Совершая Евхаристию без причастников, порою сам не допуская желающих участвовать в ней, как это нередко бывает у нас, например, на Пасху, предстоятель занимается самопричащением, которое разрушает смысл таинства. Тайная Вечеря без апостолов немыслима. Евхаристия есть божественная общенародная служба. Слово «литургия», или «лейтургия», происходит от греческого слова «лаос», что означает «народ», и от «эргон» – «дело», «служба». Каждый верный в Церкви является священником Богу и Отцу своему (Откр 1:6).

Духовник Спасо–Преображенской пустыни под Ригой архимандрит Таврион всегда побуждал и словом, и действием к единению всех молящихся с ним. «Вот это характер апостольской Церкви, когда в храме все люди как один поют, молятся и причащаются», – так всегда он говорил в своих живых проповедях.

Священнодействие совершается на Евхаристии не личной молитвой, а когда все вместе собираются в Церковь, все молятся, все сознательно и реально участвуют в священнодействии. Предстоятель должен молиться не вместо народа, а вместе с народом. Вот почему опущение совместных молитв в таинстве Евхаристии и превращение их в тайные является недопустимым. Они вовсе не тайные, а явные, в них постоянно повторяется слово «мы», что означает совместную молитву предстоятеля со всем собранием верных. Разве предстоятель в молитве: «Нас же всех, от единого Хлеба и Чаши причащающихся, соедини друг ко другу во единого Духа причастие…» молится за себя? Это молитва всего собрания, самой Церкви о собирании Церкви – Тела Христова.

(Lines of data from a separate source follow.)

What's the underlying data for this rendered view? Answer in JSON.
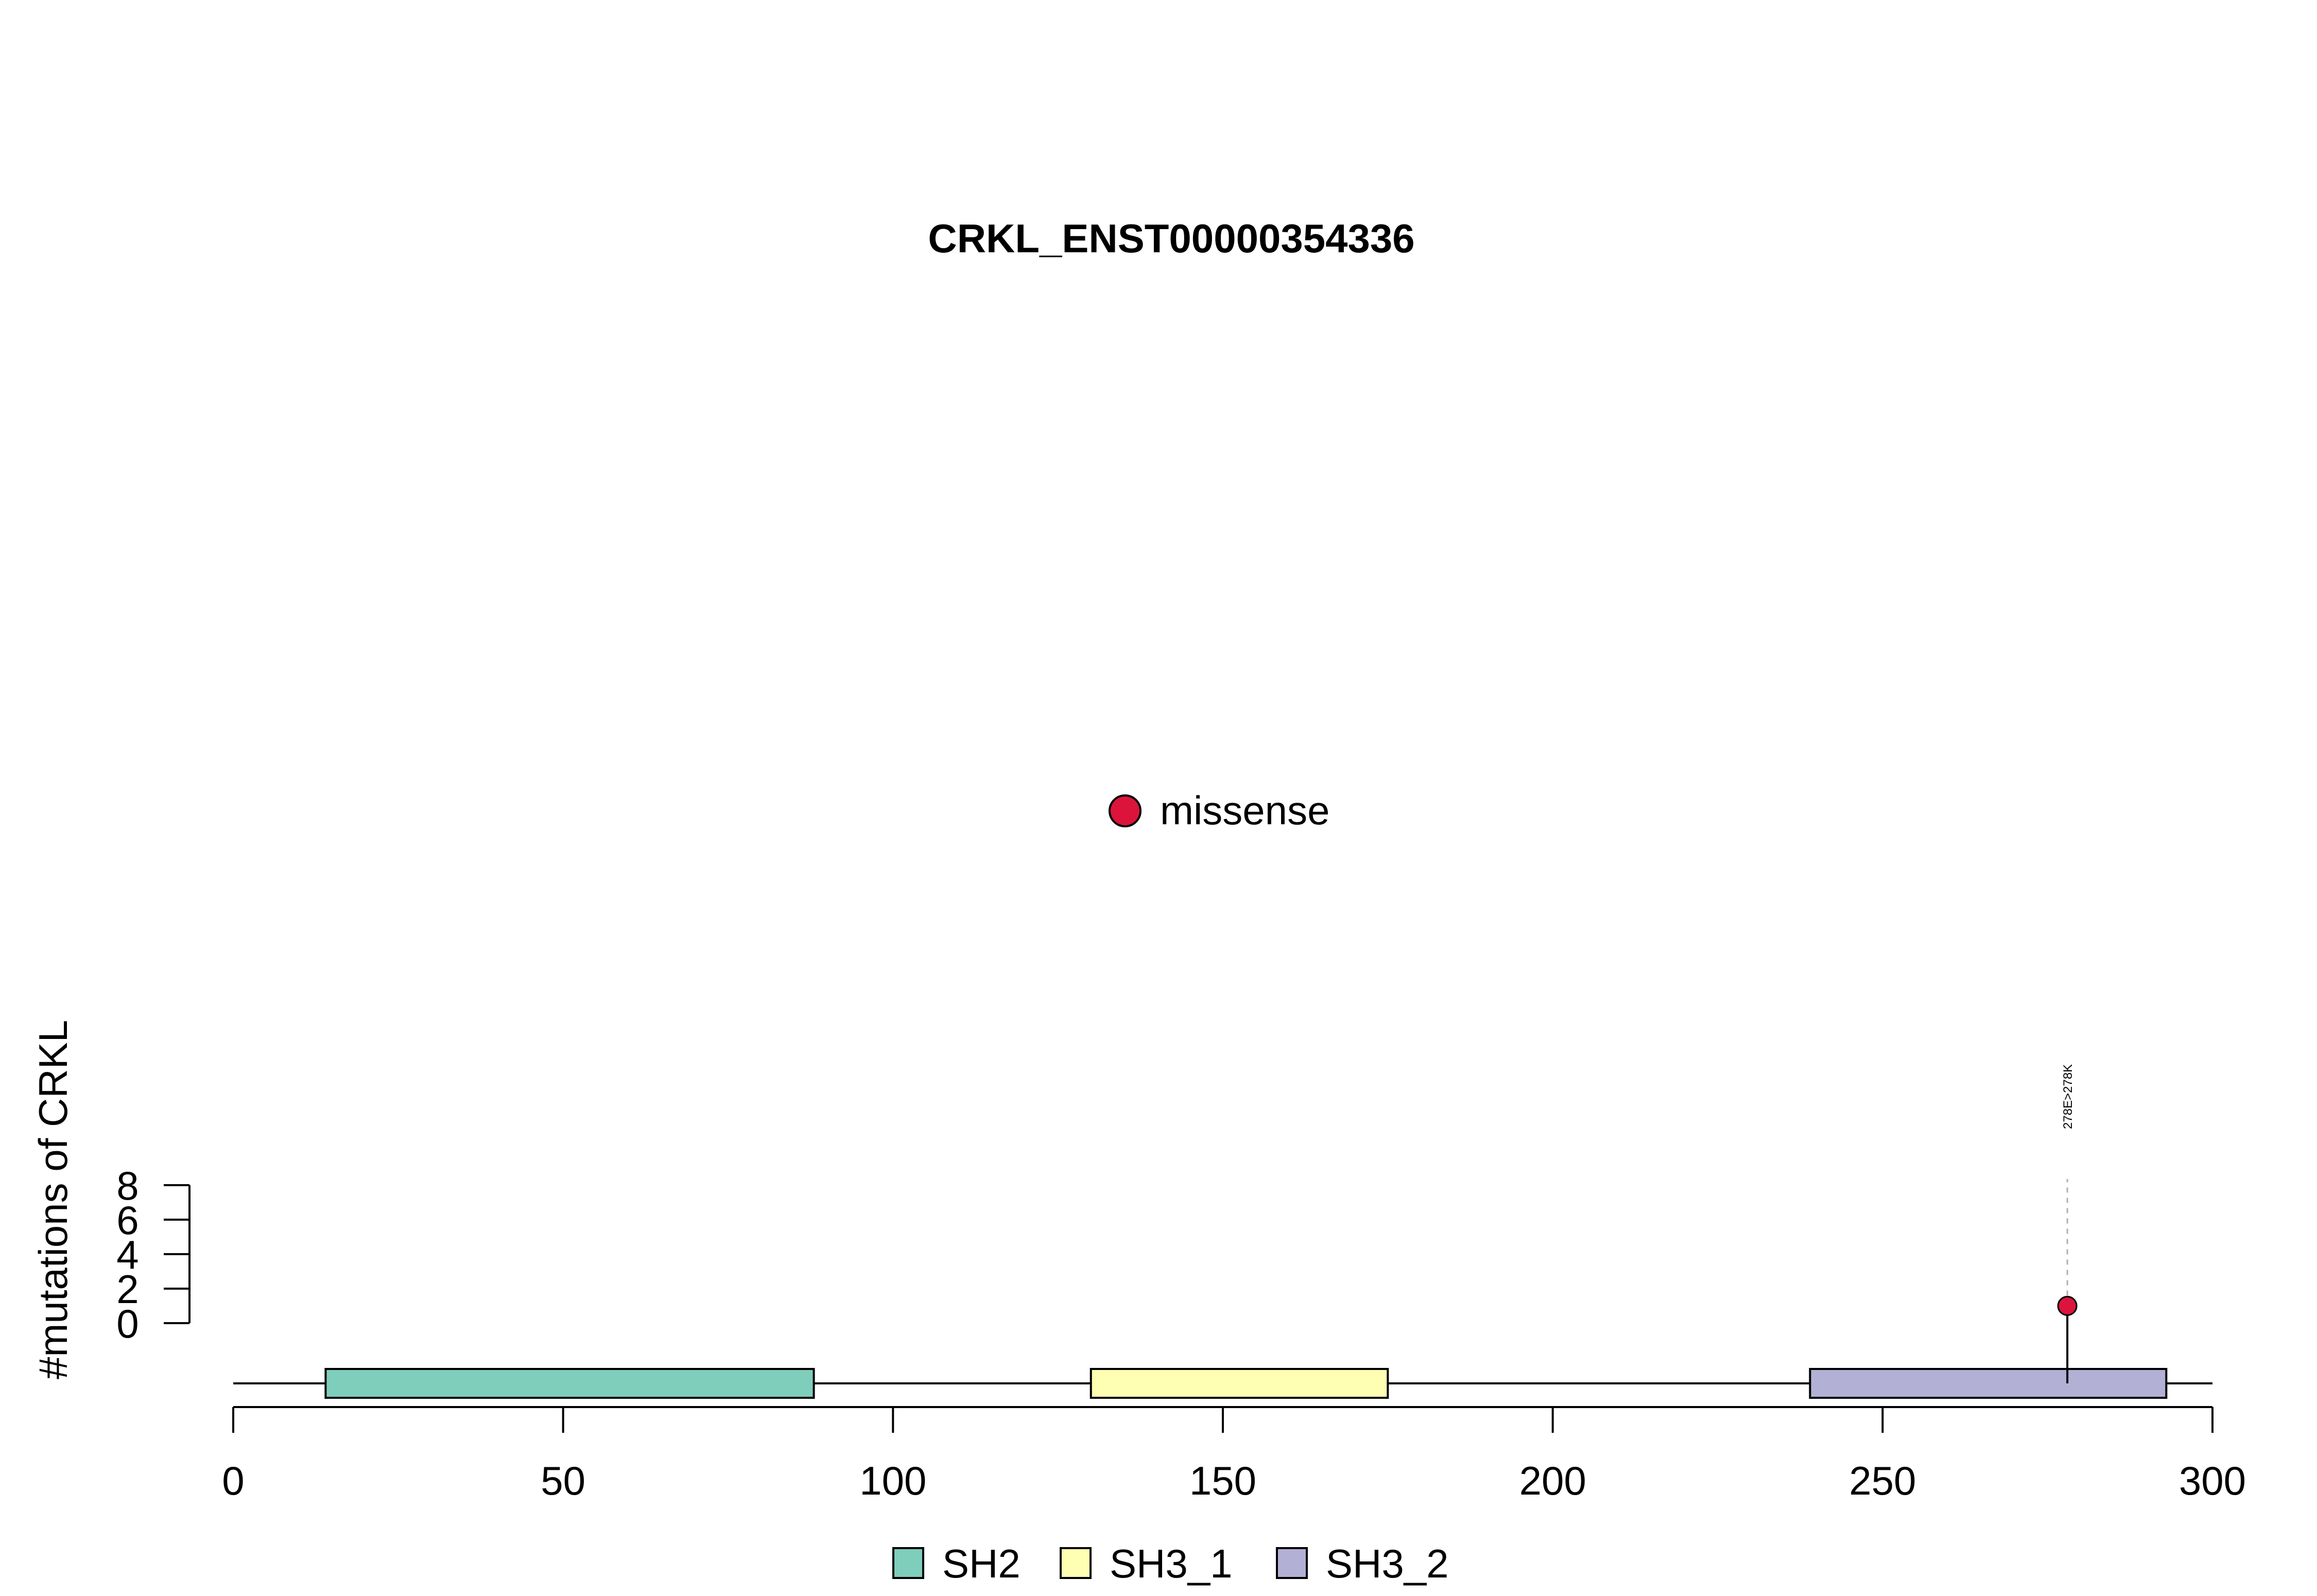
{
  "chart_data": {
    "type": "lollipop",
    "title": "CRKL_ENST00000354336",
    "ylabel": "#mutations of CRKL",
    "xlabel": "",
    "xlim": [
      0,
      300
    ],
    "x_ticks": [
      0,
      50,
      100,
      150,
      200,
      250,
      300
    ],
    "ylim": [
      0,
      8
    ],
    "y_ticks": [
      0,
      2,
      4,
      6,
      8
    ],
    "protein_length": 300,
    "domains": [
      {
        "name": "SH2",
        "start": 14,
        "end": 88,
        "color": "#7fcdbb"
      },
      {
        "name": "SH3_1",
        "start": 130,
        "end": 175,
        "color": "#ffffb3"
      },
      {
        "name": "SH3_2",
        "start": 239,
        "end": 293,
        "color": "#b3b0d6"
      }
    ],
    "mutations": [
      {
        "position": 278,
        "count": 1,
        "type": "missense",
        "label": "278E>278K",
        "color": "#dc143c"
      }
    ],
    "mutation_legend": [
      {
        "name": "missense",
        "color": "#dc143c"
      }
    ],
    "domain_legend": [
      {
        "name": "SH2",
        "color": "#7fcdbb"
      },
      {
        "name": "SH3_1",
        "color": "#ffffb3"
      },
      {
        "name": "SH3_2",
        "color": "#b3b0d6"
      }
    ],
    "legend_position": "bottom"
  }
}
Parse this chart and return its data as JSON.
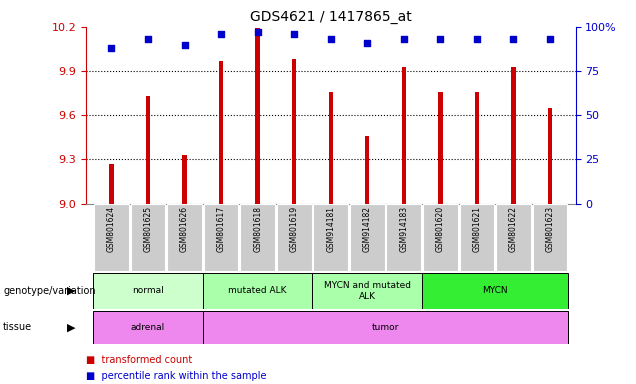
{
  "title": "GDS4621 / 1417865_at",
  "samples": [
    "GSM801624",
    "GSM801625",
    "GSM801626",
    "GSM801617",
    "GSM801618",
    "GSM801619",
    "GSM914181",
    "GSM914182",
    "GSM914183",
    "GSM801620",
    "GSM801621",
    "GSM801622",
    "GSM801623"
  ],
  "bar_values": [
    9.27,
    9.73,
    9.33,
    9.97,
    10.19,
    9.98,
    9.76,
    9.46,
    9.93,
    9.76,
    9.76,
    9.93,
    9.65
  ],
  "percentile_values": [
    88,
    93,
    90,
    96,
    97,
    96,
    93,
    91,
    93,
    93,
    93,
    93,
    93
  ],
  "ymin": 9.0,
  "ymax": 10.2,
  "yticks": [
    9.0,
    9.3,
    9.6,
    9.9,
    10.2
  ],
  "right_yticks": [
    0,
    25,
    50,
    75,
    100
  ],
  "bar_color": "#cc0000",
  "dot_color": "#0000cc",
  "bar_width": 0.12,
  "geno_groups": [
    {
      "label": "normal",
      "start": 0,
      "end": 3,
      "color": "#ccffcc"
    },
    {
      "label": "mutated ALK",
      "start": 3,
      "end": 6,
      "color": "#aaffaa"
    },
    {
      "label": "MYCN and mutated\nALK",
      "start": 6,
      "end": 9,
      "color": "#aaffaa"
    },
    {
      "label": "MYCN",
      "start": 9,
      "end": 13,
      "color": "#33ee33"
    }
  ],
  "tissue_groups": [
    {
      "label": "adrenal",
      "start": 0,
      "end": 3,
      "color": "#ee88ee"
    },
    {
      "label": "tumor",
      "start": 3,
      "end": 13,
      "color": "#ee88ee"
    }
  ],
  "genotype_label": "genotype/variation",
  "tissue_label": "tissue",
  "legend_bar": "transformed count",
  "legend_dot": "percentile rank within the sample",
  "left_axis_color": "#cc0000",
  "right_axis_color": "#0000cc",
  "sample_box_color": "#cccccc",
  "grid_color": "#000000"
}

В древней Церкви все молитвы литургии произносились вслух в согласии с их прямым смыслом и содержанием, практика же чтения некоторых молитв про себя, тайно, утвердилась в Церкви поздно. Только к VIII веку она становится всеобщей.

«Великая, таинственная сила"тайных"молитв священника, – писал мне член моей общины, – несказанно способствует концентрации молитвенного внимания и просвещению сознания возвышенным чувством дыхания Промысла Божьего, реальному ощущению присутствия в храме светлых небесных сил, истинному объединению молящихся душ через священника в алтаре как через общий духовный центр. Пастырь и паства – как единое тело – обретают неповторимую исполненность, возрастает глубина и насыщенность тишины в храме во время их чтения, просветляется и както благоизменяется физическое время. Естественный ритм движения антифонов и ектений не нарушается искусственными замедлениями на пении"Господи, помилуй"или"Тебе, Господи"; определенное содержание и отличие каждых из них становится более очевидным, так же как и смысл заключающих их возгласов иерея. Диалог в едином духовном устремлении священника и паствы предстает во всей полноте от самого начала литургии, имея, конечно же, особое возвышенное проявление, подлинную мощь словесной службы во время анафоры.

Трудно молиться без чтения вслух этих молитв. Возникает убедительное ощущение нехватки самых вершинных смысловых моментов службы, вне сознания проходит глубинная связь и последовательность некоторых ее частей, например, после"Достойно есть".

Но главное – в них несравненная высота и Абсолютная Мудрость, явленная в словах, слышание которых сердцем молящегося делает строй его души несказанно облагодатствованным и глубоко готовым к Евхаристии».